Oruç, sadece aç ve susuz kalmak değildir. Öyle olsaydı ot ve su verilmeyen hayvanlar da oruç tutmuş olurdu. Bu tür oruç; avama mahsustur. Böyle oruç hemen her dinde vardır ve amacı; insanların hayvani güdülerini tahrik eden beslenmeyi kesip, onları ruhaniyete yöneltmektir. Orucun esas faydalı olan kısmı ise ruhen tutulan oruçtur.
Bu durumda “Ramazanda şeytan bağlanır” sözünü su şekilde açıklamak mümkündür. İnsan oruç tutmakla, kendi nefis şeytanını kendisi bağlamaktadır, ama bilmeden… Çünkü, gıda, insanın nefsani güçlerini arttırıcı bir etkiye sahiptir. İnsan fazla kalori aldığı takdirde, bunu harcayabilmek için azgınlaşma temayülüne girer. Oruçla, alınan enerji miktarının azaltılması ve ferdin hayvani, yahut nefsani isteklerinin frenlenmesi “Şeytanın bağlanması” demektir. Allah’ın insandan beklediği de, onun insan gibi davranmasıdır. Şer’i orucun amacı, bunu sağlamaktır. Bu haliyle oruç; kendini tutmak, nefsini dizginlemek demektir.
Oruç; ayni zamanda masivadan uzaklaşmak demektir. Bunun için de bütün varlığımızla oruç tutmamız gerekir. Çünkü, bedenen ve ruhen oruç tutmayan, benlikten uzaklaşamaz. Benlikten uzaklaşamayan da oruç tutmamış demektir. Onun için oruç, benlikten sıyrılmak ve Allah’ta yaşamak demektir. Bu şekilde bir ay yasarsanız bayram yapmaya hak kazanırsınız. Hali hep böyle olana ise her gün bayram olur. Öyleyse soralım: Kim her günün bayram olmasını istemez? Cevap: Akıllılar.

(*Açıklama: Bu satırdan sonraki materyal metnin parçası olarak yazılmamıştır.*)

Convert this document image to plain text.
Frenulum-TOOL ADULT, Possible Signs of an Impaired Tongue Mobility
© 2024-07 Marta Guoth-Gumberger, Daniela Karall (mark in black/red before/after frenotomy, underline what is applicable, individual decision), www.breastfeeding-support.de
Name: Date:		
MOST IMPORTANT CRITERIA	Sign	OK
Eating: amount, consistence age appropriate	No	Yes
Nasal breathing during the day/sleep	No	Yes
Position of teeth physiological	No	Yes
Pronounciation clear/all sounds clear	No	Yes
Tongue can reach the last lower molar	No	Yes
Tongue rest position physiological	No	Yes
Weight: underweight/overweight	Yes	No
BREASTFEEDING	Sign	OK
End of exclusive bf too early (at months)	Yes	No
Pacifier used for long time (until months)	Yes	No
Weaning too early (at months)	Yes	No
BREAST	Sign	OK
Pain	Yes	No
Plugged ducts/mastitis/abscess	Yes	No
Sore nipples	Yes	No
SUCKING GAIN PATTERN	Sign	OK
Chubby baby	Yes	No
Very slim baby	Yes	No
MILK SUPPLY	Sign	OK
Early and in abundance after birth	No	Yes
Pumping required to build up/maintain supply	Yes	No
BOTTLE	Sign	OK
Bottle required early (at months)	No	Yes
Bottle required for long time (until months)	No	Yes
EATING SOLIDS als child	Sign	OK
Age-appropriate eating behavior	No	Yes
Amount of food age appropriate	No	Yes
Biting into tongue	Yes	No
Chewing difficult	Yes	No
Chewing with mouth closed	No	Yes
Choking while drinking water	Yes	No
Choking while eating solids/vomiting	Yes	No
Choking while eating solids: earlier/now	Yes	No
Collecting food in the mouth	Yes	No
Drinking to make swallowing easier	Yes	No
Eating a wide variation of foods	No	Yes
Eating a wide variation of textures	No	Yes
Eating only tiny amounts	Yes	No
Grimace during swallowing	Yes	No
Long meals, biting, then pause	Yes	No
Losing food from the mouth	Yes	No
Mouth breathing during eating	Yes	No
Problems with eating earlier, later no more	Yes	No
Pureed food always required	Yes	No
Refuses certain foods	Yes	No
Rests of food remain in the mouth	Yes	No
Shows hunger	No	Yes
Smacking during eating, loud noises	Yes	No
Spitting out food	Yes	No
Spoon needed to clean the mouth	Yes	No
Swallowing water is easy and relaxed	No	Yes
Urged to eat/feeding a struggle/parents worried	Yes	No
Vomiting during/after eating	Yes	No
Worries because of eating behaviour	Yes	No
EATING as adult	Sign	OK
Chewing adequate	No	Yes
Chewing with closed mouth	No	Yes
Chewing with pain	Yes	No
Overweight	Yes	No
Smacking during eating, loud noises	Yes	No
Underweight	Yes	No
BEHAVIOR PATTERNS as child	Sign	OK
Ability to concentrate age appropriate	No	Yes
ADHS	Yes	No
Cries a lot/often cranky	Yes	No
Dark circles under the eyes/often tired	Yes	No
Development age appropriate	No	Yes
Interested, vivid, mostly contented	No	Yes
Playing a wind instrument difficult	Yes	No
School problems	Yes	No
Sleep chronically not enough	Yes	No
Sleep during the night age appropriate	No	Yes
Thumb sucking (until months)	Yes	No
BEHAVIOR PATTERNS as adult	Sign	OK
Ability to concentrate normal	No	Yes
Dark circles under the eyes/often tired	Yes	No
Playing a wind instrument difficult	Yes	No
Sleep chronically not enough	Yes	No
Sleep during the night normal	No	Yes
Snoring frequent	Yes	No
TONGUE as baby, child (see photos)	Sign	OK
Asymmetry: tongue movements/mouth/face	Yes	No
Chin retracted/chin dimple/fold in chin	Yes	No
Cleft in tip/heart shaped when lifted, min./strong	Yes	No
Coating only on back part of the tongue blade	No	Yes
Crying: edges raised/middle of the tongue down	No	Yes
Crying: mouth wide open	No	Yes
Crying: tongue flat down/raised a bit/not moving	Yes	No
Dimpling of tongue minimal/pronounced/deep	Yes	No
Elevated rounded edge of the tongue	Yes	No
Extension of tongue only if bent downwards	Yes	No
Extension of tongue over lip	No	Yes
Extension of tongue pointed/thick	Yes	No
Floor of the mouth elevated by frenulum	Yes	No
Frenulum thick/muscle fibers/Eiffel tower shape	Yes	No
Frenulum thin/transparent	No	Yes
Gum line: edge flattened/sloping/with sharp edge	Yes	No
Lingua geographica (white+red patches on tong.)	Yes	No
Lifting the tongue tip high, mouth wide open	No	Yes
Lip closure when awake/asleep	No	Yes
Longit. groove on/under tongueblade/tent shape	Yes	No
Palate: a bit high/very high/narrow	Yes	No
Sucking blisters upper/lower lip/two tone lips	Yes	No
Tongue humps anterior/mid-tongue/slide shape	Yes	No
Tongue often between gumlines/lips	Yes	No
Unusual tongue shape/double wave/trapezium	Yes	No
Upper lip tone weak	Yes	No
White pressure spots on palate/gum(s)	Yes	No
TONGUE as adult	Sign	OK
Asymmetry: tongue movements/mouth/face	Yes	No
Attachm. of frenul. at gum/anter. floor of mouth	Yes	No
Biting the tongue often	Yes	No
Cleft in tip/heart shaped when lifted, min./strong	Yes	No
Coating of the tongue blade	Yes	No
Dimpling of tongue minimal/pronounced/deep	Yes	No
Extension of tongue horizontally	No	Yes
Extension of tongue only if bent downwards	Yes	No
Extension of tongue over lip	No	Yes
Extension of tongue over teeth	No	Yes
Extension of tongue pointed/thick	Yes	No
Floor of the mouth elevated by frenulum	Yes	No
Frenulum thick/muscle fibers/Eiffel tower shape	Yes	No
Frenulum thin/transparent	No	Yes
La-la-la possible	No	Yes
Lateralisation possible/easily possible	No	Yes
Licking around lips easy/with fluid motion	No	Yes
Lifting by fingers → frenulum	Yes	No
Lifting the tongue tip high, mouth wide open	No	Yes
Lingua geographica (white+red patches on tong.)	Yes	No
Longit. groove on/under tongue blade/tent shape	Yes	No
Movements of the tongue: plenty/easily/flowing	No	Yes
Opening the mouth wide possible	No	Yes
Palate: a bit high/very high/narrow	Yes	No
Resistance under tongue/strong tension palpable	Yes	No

Bunu başarabilmek için önce sevgi gerekir. Sevgi, insanda korkusuzluk yaratır. Sevginin sonucu da vuslata ermek olmalıdır. Vuslata erileceği anda, çıkabilecek ufacık bir aksaklıkla korkuya kapılıp sevdiklerinden uzaklaşıvermek, orucun bozulması demektir. İnsan sevdiğinden korkup ona güvensizlik duyabilir mi? Böyle bir korku ve güvensizlik, insanın orucunu bozduğu gibi, onu esfele sâfiliyne (en alt mertebeye) de indiriverir.
O halde gerçek anlamıyla oruç; Güneşin doğuşundan batışına, yani doğumdan ölüme kadar kötü ahlaktan ve o ahlâk ile yapılacak kötülüklerden sakınmak ve o kötü ahlaka bir daha düşmemek olarak algılanmalıdır. Ancak o zaman her günümüz bayram olur.